The little dog that could: Beyonce the puppy, born in shelter, fit into spoon at birth
NEW YORK, N.Y. - A very tiny puppy is sitting inside a coffee mug, trying without success to escape by scratching its little paws against the slippery surface. In recent days, this famous dog has been placed alongside a variety of small objects — an iPhone, a business card and a tape measure, among other things — to demonstrate just how tiny she really is.
This is Beyonce, a female dachshund mix who was born March 8 to a rescue dog that was found abandoned, wandering the streets of San Bernardino, Calif. At birth, she weighed just 1 ounce and could fit into a teaspoon. Her caretakers say she's one of the smallest puppies ever born full-term — and her story of unlikely survival has captured the attention of people all over the world.

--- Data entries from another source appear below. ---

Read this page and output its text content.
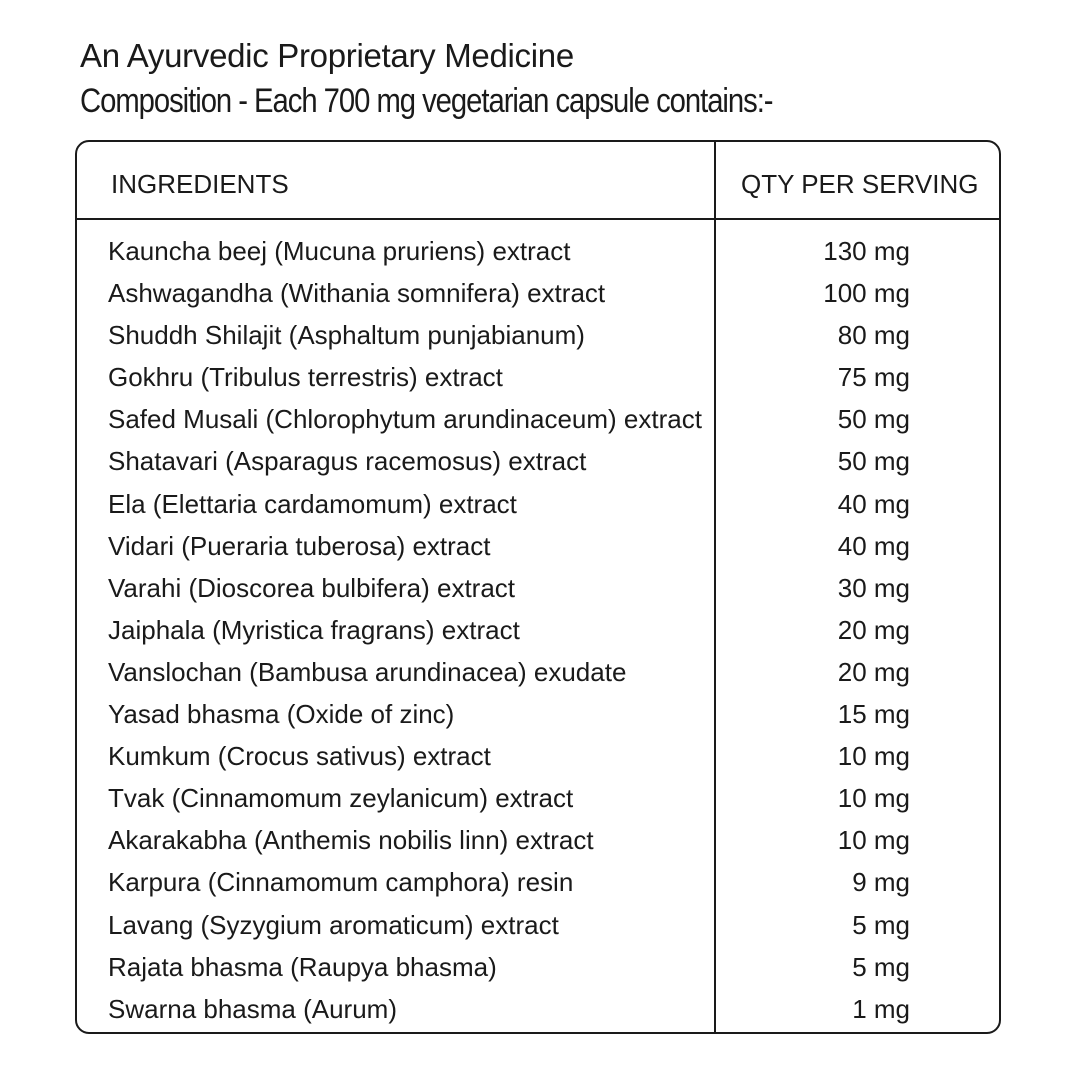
An Ayurvedic Proprietary Medicine
Composition - Each 700 mg vegetarian capsule contains:-
INGREDIENTS	QTY PER SERVING
Kauncha beej (Mucuna pruriens) extract	130 mg
Ashwagandha (Withania somnifera) extract	100 mg
Shuddh Shilajit (Asphaltum punjabianum)	80 mg
Gokhru (Tribulus terrestris) extract	75 mg
Safed Musali (Chlorophytum arundinaceum) extract	50 mg
Shatavari (Asparagus racemosus) extract	50 mg
Ela (Elettaria cardamomum) extract	40 mg
Vidari (Pueraria tuberosa) extract	40 mg
Varahi (Dioscorea bulbifera) extract	30 mg
Jaiphala (Myristica fragrans) extract	20 mg
Vanslochan (Bambusa arundinacea) exudate	20 mg
Yasad bhasma (Oxide of zinc)	15 mg
Kumkum (Crocus sativus) extract	10 mg
Tvak (Cinnamomum zeylanicum) extract	10 mg
Akarakabha (Anthemis nobilis linn) extract	10 mg
Karpura (Cinnamomum camphora) resin	9 mg
Lavang (Syzygium aromaticum) extract	5 mg
Rajata bhasma (Raupya bhasma)	5 mg
Swarna bhasma (Aurum)	1 mg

"We had an ultrasound done, and they actually saw that there were five puppies, but one was probably going to be stillborn," says Beth Decaprio, executive director of the Grace Foundation of Northern California, which rehabilitates abused and neglected animals. "It didn't look like a viable baby."
Beyonce wasn't breathing when she was born at the foundation's farm in El Dorado Hills, Calif. A veterinarian tried to revive her by performing chest compressions. Then he passed her over to Decaprio.
"I blew a couple little breaths in her mouth," Decaprio says. "And she started to breathe on her own."
At 3 weeks old, Beyonce is now about the size of an iPhone, but she isn't cowed by her much bigger brothers and sisters. She crawled on top of the wriggling puppies as they nursed, trying to push them out of the way.
"They just consider her another sibling," Decaprio says. "But she is a survivor, and she's a tough little one."
Beyonce, whose caretakers wanted to give her a "big" name, is not yet up for adoption, though the foundation has received hundreds of requests from people who want to take her home. When she's stronger — and a bit bigger — the foundation will decide whether to give her away.
The shelter has taken the puppy on a media tour, including big media stages in New York.
Decaprio hopes the little puppy will inspire people to adopt shelter dogs and save them from being destroyed. Many shelters keep rescue dogs for only 12 hours before they must be put down, she says.
"What's most important about the story is that people are aware of the tiny, little, wonderful miracles that come out of the shelter that sadly are euthanized each and every day," she says. "Beyonce and her family are lucky, but we know that most of these don't get that kind of chance."